Die Mitglieder des ILEX-Kreises betonten, dass sie die bisher erforschten Biografien als Initialzündung für weitere Nachforschungen verstehen. Das könnte an der  Universität geschehen, eignet sich aber möglicherweise auch für schulische Projekte.

„Geschichts-Kiste“ im Augustaschacht

Auch an der Wohnung von Alexander Henning an der Sutthauser Straße, Ecke Lissy-Rieke-Straße, führte die Radtour vorbei. Er soll hier eine Anlaufstelle der illegalen KPD in Osnabrück geführt haben und hatte Kontakte zu der Gruppe Burgdorf. Wie viele andere wurde er durch einen Spitzel der Gestapo verraten und verhaftet. Wie es weiterging, erfahren BesucherInnen der Ausstellung im Augustaschacht.
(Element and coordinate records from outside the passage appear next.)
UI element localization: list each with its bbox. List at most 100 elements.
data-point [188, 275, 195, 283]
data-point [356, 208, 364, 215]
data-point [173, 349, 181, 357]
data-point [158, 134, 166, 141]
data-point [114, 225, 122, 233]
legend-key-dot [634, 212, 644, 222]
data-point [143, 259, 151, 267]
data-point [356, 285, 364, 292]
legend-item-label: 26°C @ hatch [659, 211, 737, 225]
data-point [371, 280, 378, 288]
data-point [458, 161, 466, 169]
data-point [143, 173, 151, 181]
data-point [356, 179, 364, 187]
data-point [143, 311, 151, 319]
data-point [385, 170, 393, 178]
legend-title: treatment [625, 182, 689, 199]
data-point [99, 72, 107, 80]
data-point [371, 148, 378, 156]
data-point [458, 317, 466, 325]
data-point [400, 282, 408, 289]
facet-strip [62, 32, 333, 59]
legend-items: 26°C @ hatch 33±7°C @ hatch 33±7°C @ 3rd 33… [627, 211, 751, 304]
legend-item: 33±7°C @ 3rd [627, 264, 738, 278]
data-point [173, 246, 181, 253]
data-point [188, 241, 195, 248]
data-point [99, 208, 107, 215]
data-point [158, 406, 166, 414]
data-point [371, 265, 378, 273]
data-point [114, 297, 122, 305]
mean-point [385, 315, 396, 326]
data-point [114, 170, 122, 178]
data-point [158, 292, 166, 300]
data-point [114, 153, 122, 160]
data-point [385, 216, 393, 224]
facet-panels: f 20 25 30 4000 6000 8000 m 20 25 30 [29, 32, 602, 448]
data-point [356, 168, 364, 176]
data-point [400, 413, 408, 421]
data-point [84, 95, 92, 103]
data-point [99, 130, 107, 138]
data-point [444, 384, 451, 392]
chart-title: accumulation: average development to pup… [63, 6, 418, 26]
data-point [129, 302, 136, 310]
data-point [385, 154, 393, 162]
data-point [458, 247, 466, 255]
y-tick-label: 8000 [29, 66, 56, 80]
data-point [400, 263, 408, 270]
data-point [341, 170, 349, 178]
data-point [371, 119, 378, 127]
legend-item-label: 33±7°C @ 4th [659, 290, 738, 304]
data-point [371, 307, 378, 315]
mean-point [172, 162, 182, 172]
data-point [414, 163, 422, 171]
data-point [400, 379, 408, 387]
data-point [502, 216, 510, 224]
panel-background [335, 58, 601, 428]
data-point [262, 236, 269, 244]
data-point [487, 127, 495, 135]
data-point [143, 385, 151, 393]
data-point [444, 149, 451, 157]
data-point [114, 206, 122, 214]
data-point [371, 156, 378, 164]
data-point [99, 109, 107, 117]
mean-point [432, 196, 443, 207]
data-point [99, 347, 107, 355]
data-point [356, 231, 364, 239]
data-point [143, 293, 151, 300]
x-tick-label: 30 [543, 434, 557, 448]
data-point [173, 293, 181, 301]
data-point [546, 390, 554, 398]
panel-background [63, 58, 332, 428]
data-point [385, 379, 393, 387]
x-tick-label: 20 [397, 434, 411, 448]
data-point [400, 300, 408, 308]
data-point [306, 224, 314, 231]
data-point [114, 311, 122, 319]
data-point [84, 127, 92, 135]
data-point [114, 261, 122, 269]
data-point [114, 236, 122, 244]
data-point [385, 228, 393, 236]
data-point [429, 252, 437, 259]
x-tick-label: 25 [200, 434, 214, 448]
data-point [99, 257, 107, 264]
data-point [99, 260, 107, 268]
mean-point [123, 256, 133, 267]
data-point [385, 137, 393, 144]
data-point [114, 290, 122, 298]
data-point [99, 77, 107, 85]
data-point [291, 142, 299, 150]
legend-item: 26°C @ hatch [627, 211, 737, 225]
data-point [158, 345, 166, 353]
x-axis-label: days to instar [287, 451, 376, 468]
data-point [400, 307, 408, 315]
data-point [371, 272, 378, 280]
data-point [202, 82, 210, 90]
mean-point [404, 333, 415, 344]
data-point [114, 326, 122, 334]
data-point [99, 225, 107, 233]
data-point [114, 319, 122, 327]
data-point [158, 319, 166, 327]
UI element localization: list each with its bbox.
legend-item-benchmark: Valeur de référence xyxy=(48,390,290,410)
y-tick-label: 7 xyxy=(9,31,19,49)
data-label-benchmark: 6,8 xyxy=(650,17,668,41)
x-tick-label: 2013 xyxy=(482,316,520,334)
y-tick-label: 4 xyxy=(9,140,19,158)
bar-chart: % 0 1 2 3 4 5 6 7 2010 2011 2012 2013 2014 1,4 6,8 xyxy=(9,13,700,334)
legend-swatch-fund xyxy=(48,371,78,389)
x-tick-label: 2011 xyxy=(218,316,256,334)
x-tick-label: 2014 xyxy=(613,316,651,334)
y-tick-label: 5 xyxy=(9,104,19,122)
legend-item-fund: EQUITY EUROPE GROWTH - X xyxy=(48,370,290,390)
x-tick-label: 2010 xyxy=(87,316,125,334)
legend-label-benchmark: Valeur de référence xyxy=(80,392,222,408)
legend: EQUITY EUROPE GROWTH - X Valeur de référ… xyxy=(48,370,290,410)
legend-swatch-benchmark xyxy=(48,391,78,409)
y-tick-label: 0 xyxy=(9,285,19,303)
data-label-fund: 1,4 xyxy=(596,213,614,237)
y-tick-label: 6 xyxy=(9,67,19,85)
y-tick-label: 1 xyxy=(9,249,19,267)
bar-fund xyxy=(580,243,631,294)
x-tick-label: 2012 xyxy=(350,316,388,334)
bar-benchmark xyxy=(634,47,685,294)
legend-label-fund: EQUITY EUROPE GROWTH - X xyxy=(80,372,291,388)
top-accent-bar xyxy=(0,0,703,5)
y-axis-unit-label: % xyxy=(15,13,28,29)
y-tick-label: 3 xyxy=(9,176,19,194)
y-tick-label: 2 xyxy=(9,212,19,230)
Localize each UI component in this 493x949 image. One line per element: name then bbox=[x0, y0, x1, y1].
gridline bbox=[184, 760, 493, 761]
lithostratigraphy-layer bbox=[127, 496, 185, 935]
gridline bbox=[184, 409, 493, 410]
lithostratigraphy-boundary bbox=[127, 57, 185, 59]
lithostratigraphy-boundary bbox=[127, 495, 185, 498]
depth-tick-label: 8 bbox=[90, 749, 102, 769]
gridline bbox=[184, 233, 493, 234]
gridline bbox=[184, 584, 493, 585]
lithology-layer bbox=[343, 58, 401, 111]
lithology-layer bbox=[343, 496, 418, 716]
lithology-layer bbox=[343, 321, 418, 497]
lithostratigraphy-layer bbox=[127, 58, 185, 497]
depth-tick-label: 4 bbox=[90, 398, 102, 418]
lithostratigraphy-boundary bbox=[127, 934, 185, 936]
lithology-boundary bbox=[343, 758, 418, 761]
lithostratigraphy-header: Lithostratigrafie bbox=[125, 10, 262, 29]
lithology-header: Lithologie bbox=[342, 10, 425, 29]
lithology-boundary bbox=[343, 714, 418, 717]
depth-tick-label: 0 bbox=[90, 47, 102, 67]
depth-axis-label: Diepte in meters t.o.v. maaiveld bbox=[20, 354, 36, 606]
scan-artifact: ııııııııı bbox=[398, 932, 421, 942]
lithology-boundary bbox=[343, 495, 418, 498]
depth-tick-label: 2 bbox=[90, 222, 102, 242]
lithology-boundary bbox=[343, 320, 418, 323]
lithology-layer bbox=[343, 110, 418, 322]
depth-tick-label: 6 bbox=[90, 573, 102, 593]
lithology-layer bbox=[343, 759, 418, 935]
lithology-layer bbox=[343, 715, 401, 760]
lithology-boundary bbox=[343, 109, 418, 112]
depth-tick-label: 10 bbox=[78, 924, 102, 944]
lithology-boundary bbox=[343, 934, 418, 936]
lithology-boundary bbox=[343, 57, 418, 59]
Dort kann diese Geschichte im wahrsten Sinne des Wortes „ausgegraben“ werden.

Insgesamt 106 Biografien von Menschen, die in Osnabrück Widerstand geleistet haben, und 36 ausführliche Geschichten sind in dem Buch des ILEX-Kreises mit dem Titel „Widerstand im Osnabrück der NS-Zeit“ nachzulesen, das ab der kommenden Woche im Buchhandel erhältlich ist. Neben einem Überblick über die verschiedenen Widerstandsaktivitäten und -gruppen in Osnabrück enthält es auch eine Einordnung des Forschungsstands durch Professor Dr. Christoph Rass vom Institut für Neueste Geschichte und Historische Migrationsforschung an der Universität Osnabrück.

Für das Frühjahr sind weitere Radtouren auf den Spuren des Widerstands in Osnabrück geplant.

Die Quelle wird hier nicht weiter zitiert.